Diposting : 14 November 2022 01:54
YAN - Bali Tribune
balitribune.co.id | Denpasar - Rumah Budaya Penggak Men Mersi di Jalan WR Supratman Denpasar menjadi saksi, betapa kritik sosial cerdas ‘’tersuarakan’’ dalam sebuah garapan seni instalasi bertajuk ‘’The Golden Toilet in Winter’’ karya seniman Ketut Putrayasa, Sabtu (12/11). Karya instalasi itu direspons pembacaan puisi oleh sastrawan Wayan Jengki Sunarta dan gerak tari teaterikal seniman Achmad Obe Marzuki.
The Golden Toilet in Winter adalah seni instalasi teranyar I Ketut Putrayasa, perupa pematung berbakat kelahiran Canggu, Bali.
Instalasi ini menjadi sejenis satire, "art simbolik" yang boleh ditafsir dengan cara pandang beragam sekaligus ambigu. Ia bisa dimaknai sebagai sapaan, suara kritis, serta cibiran halus pada kekonyolan-kekonyolan kita hari ini. Secara tidak sadar kita menjadi manusia paradok (nungkalik), yang hulu kita jadikan hilir.
The Golden Toilet in Winter menjadi sejenis medium, bagaimana kritik dan sapaan yang kadang terbaca berseberangan itu ditembakkan lewat seni instalasi sebagai bentuk suara yang lain dan juga bentuk kepedulian yang tulus ikut terlibat merasakan krisis multidimensional hari ini. Di titik ini, The Golden Toilet in Winter bukan lalu menjadi suara yang berseberangan dengan pemegang kemufakatan dunia yang panglimannya hampir dipastikan adalah modal yang tunduk pada sistem pasar, rancangan ideologi digaja dunia kapitalis.
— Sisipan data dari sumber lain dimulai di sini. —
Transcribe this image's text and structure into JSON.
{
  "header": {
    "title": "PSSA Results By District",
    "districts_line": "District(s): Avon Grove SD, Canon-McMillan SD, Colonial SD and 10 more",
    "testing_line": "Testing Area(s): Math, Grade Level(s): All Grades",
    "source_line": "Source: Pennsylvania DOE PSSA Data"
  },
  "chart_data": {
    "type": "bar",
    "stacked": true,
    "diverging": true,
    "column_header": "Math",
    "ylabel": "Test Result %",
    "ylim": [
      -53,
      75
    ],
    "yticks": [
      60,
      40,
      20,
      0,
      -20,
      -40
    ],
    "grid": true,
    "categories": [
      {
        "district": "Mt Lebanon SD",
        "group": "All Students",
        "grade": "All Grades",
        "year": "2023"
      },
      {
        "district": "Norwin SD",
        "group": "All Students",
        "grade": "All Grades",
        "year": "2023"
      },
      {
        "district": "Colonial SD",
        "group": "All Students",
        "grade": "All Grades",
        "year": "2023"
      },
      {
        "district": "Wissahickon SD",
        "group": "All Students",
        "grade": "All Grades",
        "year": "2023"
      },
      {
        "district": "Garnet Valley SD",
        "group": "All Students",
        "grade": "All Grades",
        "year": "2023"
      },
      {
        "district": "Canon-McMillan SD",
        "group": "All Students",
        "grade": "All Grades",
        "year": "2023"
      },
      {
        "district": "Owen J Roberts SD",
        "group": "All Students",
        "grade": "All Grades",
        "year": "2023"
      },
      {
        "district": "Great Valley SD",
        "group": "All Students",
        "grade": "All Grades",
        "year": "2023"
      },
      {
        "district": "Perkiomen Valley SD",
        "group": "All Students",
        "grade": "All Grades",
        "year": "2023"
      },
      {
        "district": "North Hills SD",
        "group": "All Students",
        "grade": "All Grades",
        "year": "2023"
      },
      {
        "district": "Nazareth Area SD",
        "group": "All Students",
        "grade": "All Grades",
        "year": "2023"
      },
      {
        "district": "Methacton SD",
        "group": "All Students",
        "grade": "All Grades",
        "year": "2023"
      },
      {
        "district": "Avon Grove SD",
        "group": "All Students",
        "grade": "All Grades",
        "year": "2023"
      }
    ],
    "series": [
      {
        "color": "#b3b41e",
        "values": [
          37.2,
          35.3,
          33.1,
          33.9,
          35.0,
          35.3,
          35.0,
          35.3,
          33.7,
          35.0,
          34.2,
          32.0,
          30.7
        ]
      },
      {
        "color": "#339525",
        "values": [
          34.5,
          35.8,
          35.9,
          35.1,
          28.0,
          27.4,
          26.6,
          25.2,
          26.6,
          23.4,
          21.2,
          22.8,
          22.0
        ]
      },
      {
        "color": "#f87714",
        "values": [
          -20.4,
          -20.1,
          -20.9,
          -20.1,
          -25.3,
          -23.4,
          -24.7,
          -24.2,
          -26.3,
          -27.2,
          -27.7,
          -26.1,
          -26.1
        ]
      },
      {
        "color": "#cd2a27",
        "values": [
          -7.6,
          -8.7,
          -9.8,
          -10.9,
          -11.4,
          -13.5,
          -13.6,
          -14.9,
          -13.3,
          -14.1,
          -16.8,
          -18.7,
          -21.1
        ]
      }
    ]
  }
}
Misalnya, apa yang ada di balik kemufakatan-kemufakatan para pemimpin dunia bisa saja menafikan suara-suara warga dari bilik yang lain. Karena sungguh berbahaya manakala politik dan ekonomi kawin mawin. Naluri-naluri gelap manusia pasti selalu menelusup dalam "pernikahan" itu. Memang sebagaimana dikatakan Dr. B. Herry-Priyono, pengajar filsafat di Sekolah Tinggi Driyarkara. "Rezim pemangsa ada di mana-mana dan menghasilkan ketimpangan atau peminggiran yang makin dalam," ungkapnya.
The Golden Toilet in Winter menghadirkan piranti sedikit absurd, yakni toilet yang dicat warna emas, karpet merah, dan tumpukan es balok. Seseorang dititahkan menggotong toilet emas, melintasi jalan berkarpet merah, tertatih dan ngos-ngosan, berjuang sekuat tenaga untuk bisa diletakkan pada tumpukan balok es.
"Tumpukan balok es itu boleh kita pahami sebagai simbol singasana yang dingin, juga menggambarkan situasi politik dunia yang dingin, yang saban waktu bisa meledak jadi krisis mengerikan," sentilnya.
Toilet, karpet, merah, dan balok es adalah barang sehari-hari biasa kita temui. Namun di tangan seniman Ketut Putrayasa, istalasi ini benar-benar menjadi satire, cibiran halus pada pemegang kuasa yang tidak sungguh-sungguh melenyapkan derita warga, tapi diam-diam membangun koorporasi, membuat kesenjangan antara yang miskin dan kaya begitu jomblang.